Today I participated in two completely different phone calls, for different reasons, different organizations, but both related to asthma and patient engagement in the asthma community. It’s no secret that I believe the way to change healthcare, change experience, change outcomes is to—hold on, wait for it—talk to the recipient, the end user, the…

PATIENT!

It’s not a novel concept.

And unfortunately, neither is the prototype my patient peers and I were asked to provide feedback on this morning. In fact, here’s the thing with asthma: everybody is trying to reinvent the wheel. And I mean everybody: from doctors at big research universities to indie app developers, to the multiple other organizations who may improve what was once a novel concept and make it a little bit better, and, yup, even the pharmaceutical industry and health charities. After they are partway through reinventing the wheel, they’re like “Okay, let’s bring some patients in now."
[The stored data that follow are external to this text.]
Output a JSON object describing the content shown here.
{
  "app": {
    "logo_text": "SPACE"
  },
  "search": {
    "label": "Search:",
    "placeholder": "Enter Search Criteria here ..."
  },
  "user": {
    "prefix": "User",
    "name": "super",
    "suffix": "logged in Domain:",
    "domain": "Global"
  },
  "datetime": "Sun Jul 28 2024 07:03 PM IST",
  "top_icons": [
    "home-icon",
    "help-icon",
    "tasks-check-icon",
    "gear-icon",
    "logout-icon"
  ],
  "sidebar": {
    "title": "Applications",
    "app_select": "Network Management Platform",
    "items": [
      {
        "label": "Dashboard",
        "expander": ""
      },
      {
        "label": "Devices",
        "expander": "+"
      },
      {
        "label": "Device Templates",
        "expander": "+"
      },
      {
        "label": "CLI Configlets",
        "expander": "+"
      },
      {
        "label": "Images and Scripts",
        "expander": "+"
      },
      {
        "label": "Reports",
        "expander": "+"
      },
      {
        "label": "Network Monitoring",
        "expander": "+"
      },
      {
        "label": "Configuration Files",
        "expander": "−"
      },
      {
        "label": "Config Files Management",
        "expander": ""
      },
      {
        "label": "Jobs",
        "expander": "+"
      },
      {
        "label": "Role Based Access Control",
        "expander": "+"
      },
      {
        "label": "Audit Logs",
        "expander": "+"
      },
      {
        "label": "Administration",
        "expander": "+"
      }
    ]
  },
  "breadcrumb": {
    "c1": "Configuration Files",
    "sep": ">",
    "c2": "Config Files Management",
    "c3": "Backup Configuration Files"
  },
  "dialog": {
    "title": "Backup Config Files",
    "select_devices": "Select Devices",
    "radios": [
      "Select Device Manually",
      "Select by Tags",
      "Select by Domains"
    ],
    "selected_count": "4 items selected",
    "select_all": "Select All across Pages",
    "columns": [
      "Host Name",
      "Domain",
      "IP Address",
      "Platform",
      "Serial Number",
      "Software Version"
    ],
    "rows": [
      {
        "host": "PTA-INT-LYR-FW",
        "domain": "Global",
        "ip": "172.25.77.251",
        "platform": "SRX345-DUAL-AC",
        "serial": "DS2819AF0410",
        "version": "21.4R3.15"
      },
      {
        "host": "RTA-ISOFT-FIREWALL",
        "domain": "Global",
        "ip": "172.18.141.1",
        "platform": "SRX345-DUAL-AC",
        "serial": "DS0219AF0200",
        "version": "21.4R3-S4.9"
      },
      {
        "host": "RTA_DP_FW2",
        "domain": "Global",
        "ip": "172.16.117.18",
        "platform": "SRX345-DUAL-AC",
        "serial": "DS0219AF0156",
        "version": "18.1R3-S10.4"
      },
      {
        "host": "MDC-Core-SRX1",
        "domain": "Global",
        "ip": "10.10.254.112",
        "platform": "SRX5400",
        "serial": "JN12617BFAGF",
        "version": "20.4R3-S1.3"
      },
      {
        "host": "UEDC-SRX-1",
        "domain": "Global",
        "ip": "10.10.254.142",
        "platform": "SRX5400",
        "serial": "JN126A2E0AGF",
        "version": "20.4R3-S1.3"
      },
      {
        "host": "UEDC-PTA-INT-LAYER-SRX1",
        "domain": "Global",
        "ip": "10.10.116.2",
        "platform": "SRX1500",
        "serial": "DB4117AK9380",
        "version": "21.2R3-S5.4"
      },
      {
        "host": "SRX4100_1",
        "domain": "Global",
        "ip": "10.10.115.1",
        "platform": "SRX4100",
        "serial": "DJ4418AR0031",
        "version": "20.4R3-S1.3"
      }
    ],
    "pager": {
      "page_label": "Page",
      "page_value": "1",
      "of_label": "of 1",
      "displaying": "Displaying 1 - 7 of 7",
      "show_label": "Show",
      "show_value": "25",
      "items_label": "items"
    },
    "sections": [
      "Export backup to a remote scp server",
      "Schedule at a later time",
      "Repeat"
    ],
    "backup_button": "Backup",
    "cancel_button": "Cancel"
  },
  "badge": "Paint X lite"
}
And I’m sick of being an afterthought. Even if I am being compensated—actually, especially if I am being compensated—I should not be an afterthought! If a project has money to compensate patients for their opinions and time, as they should be, then they should be using those funds in that fashion from step one.
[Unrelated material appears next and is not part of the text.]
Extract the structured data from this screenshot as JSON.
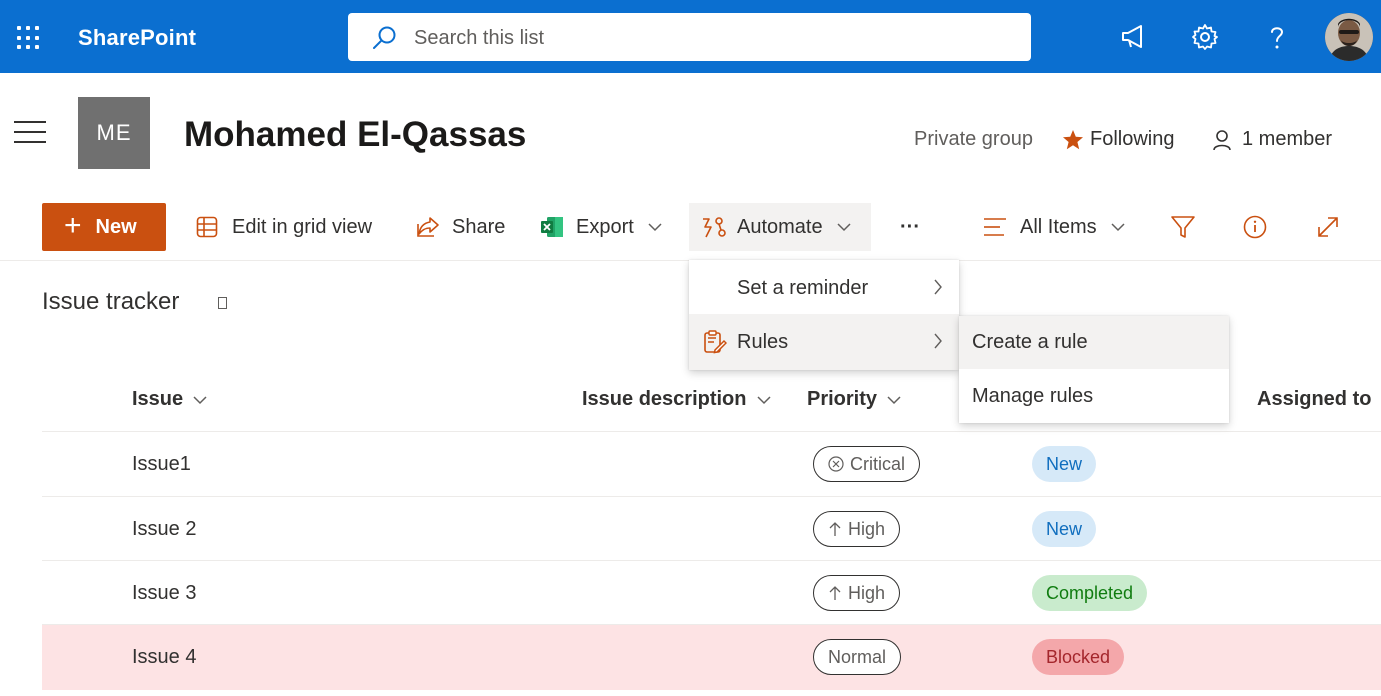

Last week, I was on a call where Michael Kariwo, Project Coordinator of a social support asthma research study at the University of Alberta said, “If you talk to the people, they will actually give you the solution."

Okay, I’m going to repeat myself because I actually wrote that down, that’s how much this man gets it:

“If you talk to the people, they will actually give you the solution."
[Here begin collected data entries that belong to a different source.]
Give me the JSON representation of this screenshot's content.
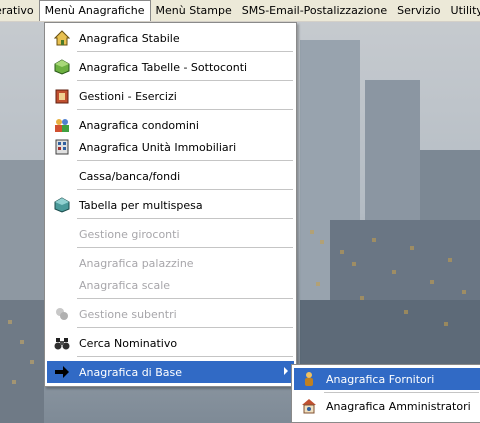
{
  "menubar": {
    "items": [
      {
        "label": "erativo"
      },
      {
        "label": "Menù Anagrafiche"
      },
      {
        "label": "Menù Stampe"
      },
      {
        "label": "SMS-Email-Postalizzazione"
      },
      {
        "label": "Servizio"
      },
      {
        "label": "Utility"
      }
    ]
  },
  "dropdown": {
    "items": [
      {
        "label": "Anagrafica Stabile",
        "icon": "home-icon",
        "enabled": true
      },
      {
        "label": "Anagrafica Tabelle - Sottoconti",
        "icon": "cube-icon",
        "enabled": true
      },
      {
        "label": "Gestioni - Esercizi",
        "icon": "ledger-icon",
        "enabled": true
      },
      {
        "label": "Anagrafica condomini",
        "icon": "people-icon",
        "enabled": true
      },
      {
        "label": "Anagrafica Unità Immobiliari",
        "icon": "building-units-icon",
        "enabled": true
      },
      {
        "label": "Cassa/banca/fondi",
        "icon": "",
        "enabled": true
      },
      {
        "label": "Tabella per multispesa",
        "icon": "cube-icon",
        "enabled": true
      },
      {
        "label": "Gestione giroconti",
        "icon": "",
        "enabled": false
      },
      {
        "label": "Anagrafica palazzine",
        "icon": "",
        "enabled": false
      },
      {
        "label": "Anagrafica scale",
        "icon": "",
        "enabled": false
      },
      {
        "label": "Gestione subentri",
        "icon": "swap-icon",
        "enabled": false
      },
      {
        "label": "Cerca Nominativo",
        "icon": "binoculars-icon",
        "enabled": true
      },
      {
        "label": "Anagrafica di Base",
        "icon": "arrow-right-icon",
        "enabled": true,
        "submenu": true
      }
    ]
  },
  "submenu": {
    "items": [
      {
        "label": "Anagrafica Fornitori",
        "icon": "person-icon"
      },
      {
        "label": "Anagrafica Amministratori",
        "icon": "admin-icon"
      }
    ]
  },
  "colors": {
    "menubar": "#ece9d8",
    "highlight": "#316ac5",
    "disabled_text": "#a7a6aa"
  }
}
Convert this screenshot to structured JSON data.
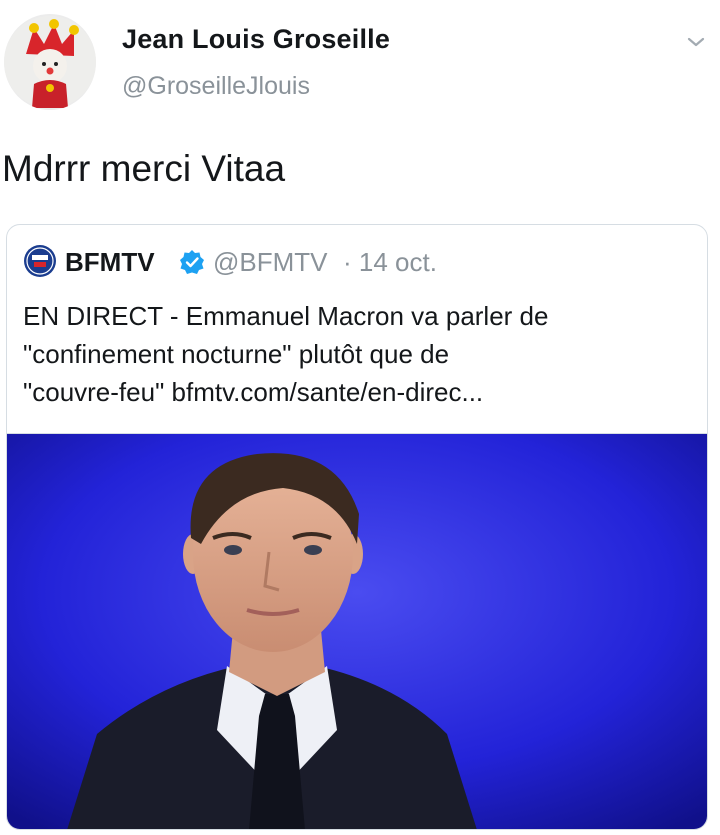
{
  "tweet": {
    "author_name": "Jean Louis Groseille",
    "author_handle": "@GroseilleJlouis",
    "text": "Mdrrr merci Vitaa",
    "menu_icon": "chevron-down-icon"
  },
  "quoted_tweet": {
    "author_name": "BFMTV",
    "author_handle": "@BFMTV",
    "date": "· 14 oct.",
    "verified_icon": "verified-badge-icon",
    "text_lines": [
      "EN DIRECT - Emmanuel Macron va parler de",
      "\"confinement nocturne\" plutôt que de",
      "\"couvre-feu\" bfmtv.com/sante/en-direc..."
    ]
  },
  "colors": {
    "verified_blue": "#1da1f2",
    "muted_text": "#8a9299",
    "photo_background": "#2323d8",
    "bfm_logo_blue": "#1b3d8f"
  }
}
Michael, YOU ARE MY PEOPLE.

Let’s go back to the IDEO method, okay? Let’s go to asking the people to generate as many solutions as possible. Let’s pick the one that the patients, the people think will work best. Let’s spend money more efficiently and pay patient consultants earlier on. Let’s not spend a ton of money on research and development and THEN do a re-research and re-research phase after we’ve finally consulted the patient?

Where should the patient be involved in the solution-building process?

EVERYWHERE.

Because guess what? We HAVE the solutions because we KNOW what the problems are, first hand. We know where the gaps are that are tripping us up. We know that making any solution any more cumbersome is not the effective way to do it. We know that—unless, perhaps, there is some sort of actual incentive to respond, and that is often after awhile beyond maintaining our health—if you add any more alerts or processes or steps into our lives we are just going to burn out on notification fatigue once the novelty of a new app wears off, or, legitimately, even burn out on using the data that is generated automatically (that’s my word for automated and magically… AKA without any user interaction—like how my phone brightness now automatically changes when I leave my house).

Maybe we don’t know how to solve for those problems. But we can tell you they exist and you, the person with the fancy degrees and R&D teams and funds (or lack-there-of in some cases!) can build a solution that we have co-created.

It’s not co-creation if the patient is consulted only after the idea is nearly half-baked. It’s getting “feedback”, but there is no guarantee to us that you will use any of our feedback. Feedback is essentially an opinion based on reaction. Feedback is not proactive: patient engagement is.

Hi, I’m a patient: Talk to me!

I promise, even if I tell you your idea is nothing novel, I’m only 5”2’ and I’m really not scary.

Except I do not want to be an afterthought.

Because I can and WILL actually give you the solution.